Commodities: currently 140 jobs.The latest job was posted on 25 Sep 20.
A commodity is any tradable product and usually refers to agricultural goods such as wheat and cocoa, energy products like coal, natural gas and crude oil, and metals like aluminum and copper.
Commodities trading houses deal in the raw materials themselves, including production, storage and distribution. Investment banks typically get involved in the creation and trading of commodity derivative products, which are financial products structured around these physical goods, such as commodity futures and swaps. These products can enable commodity producers, like cocoa farmers or coal miners, and users of commodities like chocolate manufacturers and power companies to hedge the risk of commodity price movements adversely affecting their profits.
Roles within Commodities
Commodities traders usually focus on one product type.

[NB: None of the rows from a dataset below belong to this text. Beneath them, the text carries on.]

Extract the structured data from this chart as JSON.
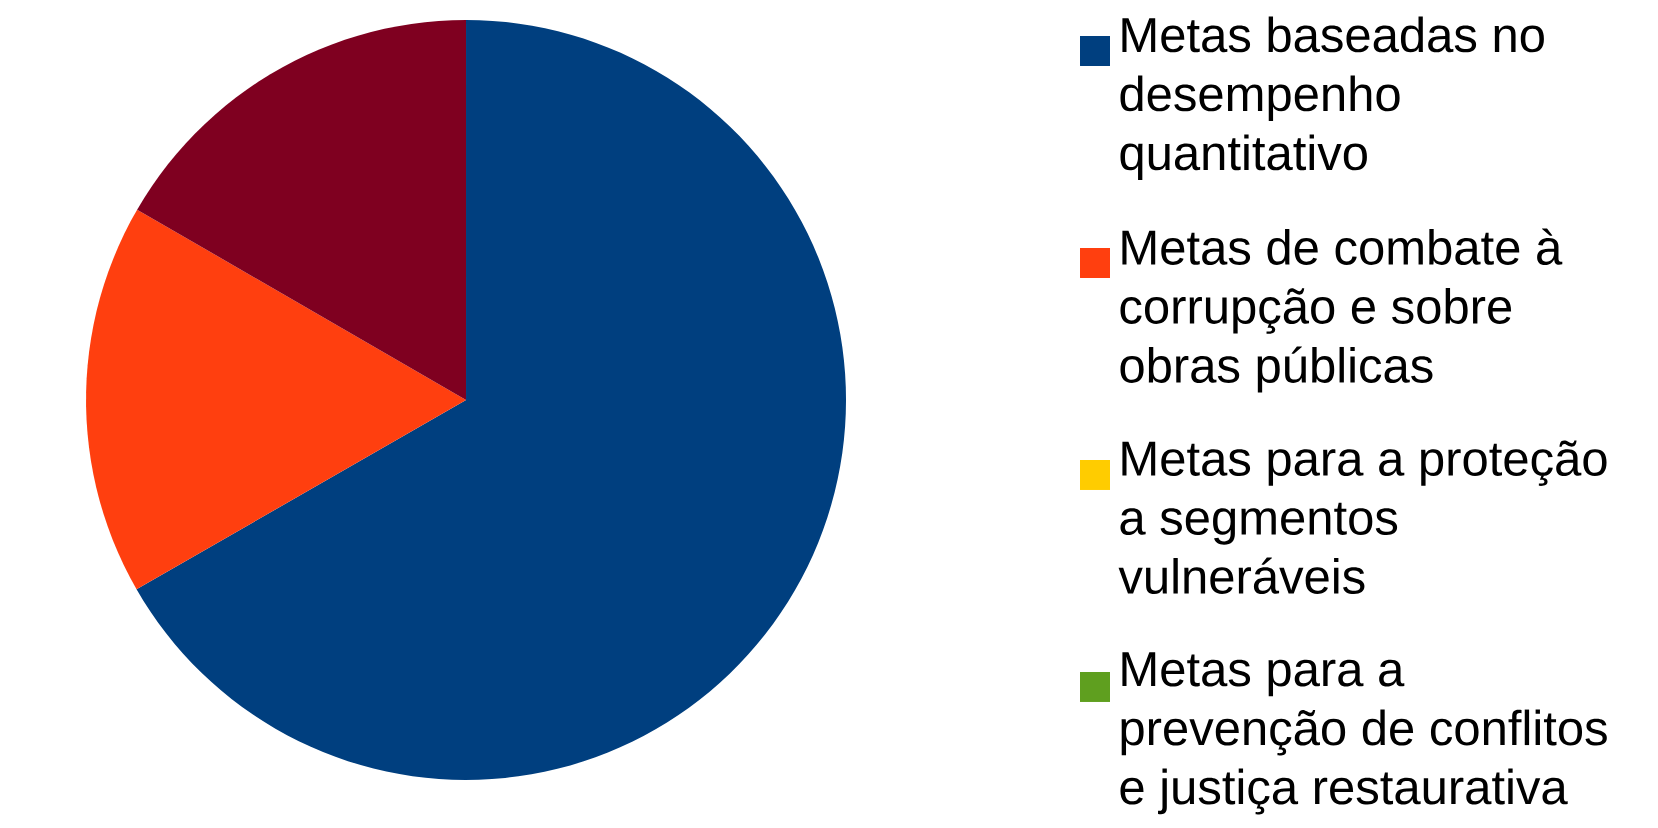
{
  "chart_data": {
    "type": "pie",
    "categories": [
      "Metas baseadas no desempenho quantitativo",
      "Metas de combate à corrupção e sobre obras públicas",
      "Metas para a proteção a segmentos vulneráveis",
      "Metas para a prevenção de conflitos e justiça restaurativa",
      null
    ],
    "values": [
      66.7,
      16.65,
      0,
      0,
      16.65
    ],
    "colors": [
      "#003f7f",
      "#ff3f0f",
      "#ffcc00",
      "#5f9f1f",
      "#7f0020"
    ],
    "legend": "right"
  }
}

They buy and sell commodities or commodity derivatives on behalf of their employer, which could be a bank or a commodities trading house. Trading decisions are informed through careful and frequent market analysis, which may be supported by one or more junior analysts.
Sales positions are common within investment banks, and involve building relationships with clients. This role requires the ability to analyse and understand the market, excellent communication skills and the ability to write and deliver presentations and sales pitches.
Structurers are responsible for creating commodity based products to meet a particular client’s needs. An example might be for an airline to hedge the cost of its jet fuel for the next five years, and the structurer might be an employee of an investment bank.. As this often involves bespoke products, the requirements can be highly quantitative , with even junior positions requiring a Master's degree in a maths based subject area.